Resumo: O estudo aborda a despedida em massa de trabalhadores como azo para a indenização por danos morais, considerando as implicações jurídicas e sociais desse fenômeno. Frente ao marco jurisprudencial estabelecido pelo Tema 638 do Supremo Tribunal Federal, que compele negociação coletiva prévia para os casos dispensas coletivas, discute-se a responsabilidade civil do empregador e os limites impostos pela decisão em relação a eventos ocorridos antes de 2022, mais precisamente, são examinados os elementos da responsabilidade civil, como dano, conduta e nexo causal, com ênfase na relevância dos danos morais no contexto das relações trabalhistas. O estudo busca preencher lacunas jurisprudenciais, destacando princípios fundamentais como a dignidade da pessoa humana e a função social do trabalho, propondo avanços na efetivação dos direitos trabalhistas diante das transformações contemporâneas do mercado de trabalho.

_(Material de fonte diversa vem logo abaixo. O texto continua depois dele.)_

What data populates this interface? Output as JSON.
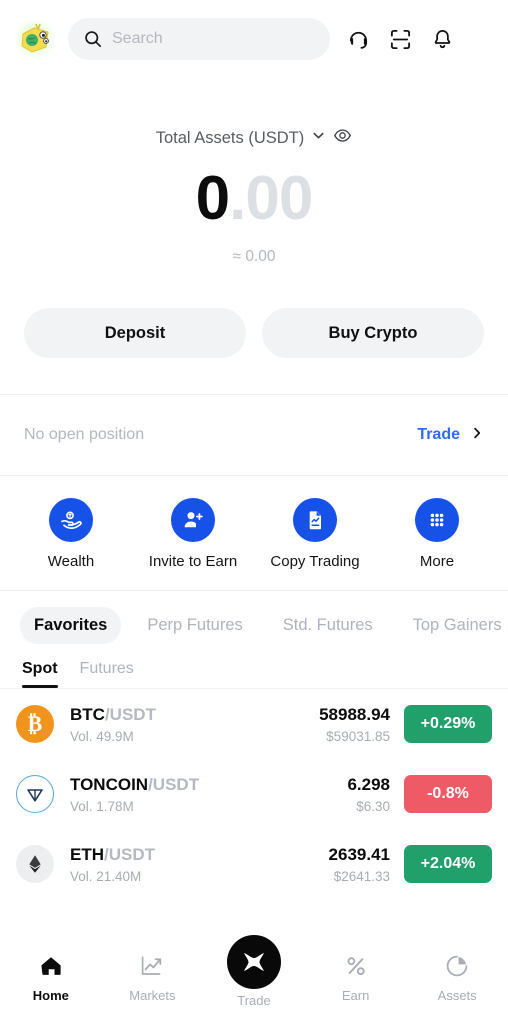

Palavras-chave: Dispensa em massa; Responsabilidade Civil; Direito do Trabalho; Danos Morais; Constitucionalismo e Direito Privado.
Sumário: Introdução, 1. Responsabilidade Civil, 1.1. Da culpa, 2. Responsabilidade Civil no Direito do Trabalho, 3. Relevância do RE 999.435/SP, omissão do STF, Conclusão.
INTRODUÇÃO
Preconizado minuciosamente na parte geral do Código Civil no Livro III, mais especificamente no Título III, a legis brasileira traz, evidentemente sob a ótica da esfera privada do direito, a conceituação geral do que seriam os atos ilícitos (arts. 186 a 188), e, doravante, no Título IX, parte especial do código, denominado como: “Da Responsabilidade Civil”, nos arts. 927 a 954, vê-se a complementação do ato ilícito, onde, uma vez causado dano a outrem, seja esse moral ou material, comete ilícito e, fulcrado na “Responsabilidade Civil”, será compelido a repará-lo (art. 927, CC/2002). Ademais disso, mister o destaque de que a reparação supra dissertada há de ser observada como máxima jurídica nas relações privadas, sejam estas em detrimento de competência do Direito Consumerista, em sede de contrato de compra e venda ou de fornecimento de serviço, Direito Civil propriamente dito, em casos contratuais dos mais diversos e, por conseguinte, na esfera Trabalhista do direito.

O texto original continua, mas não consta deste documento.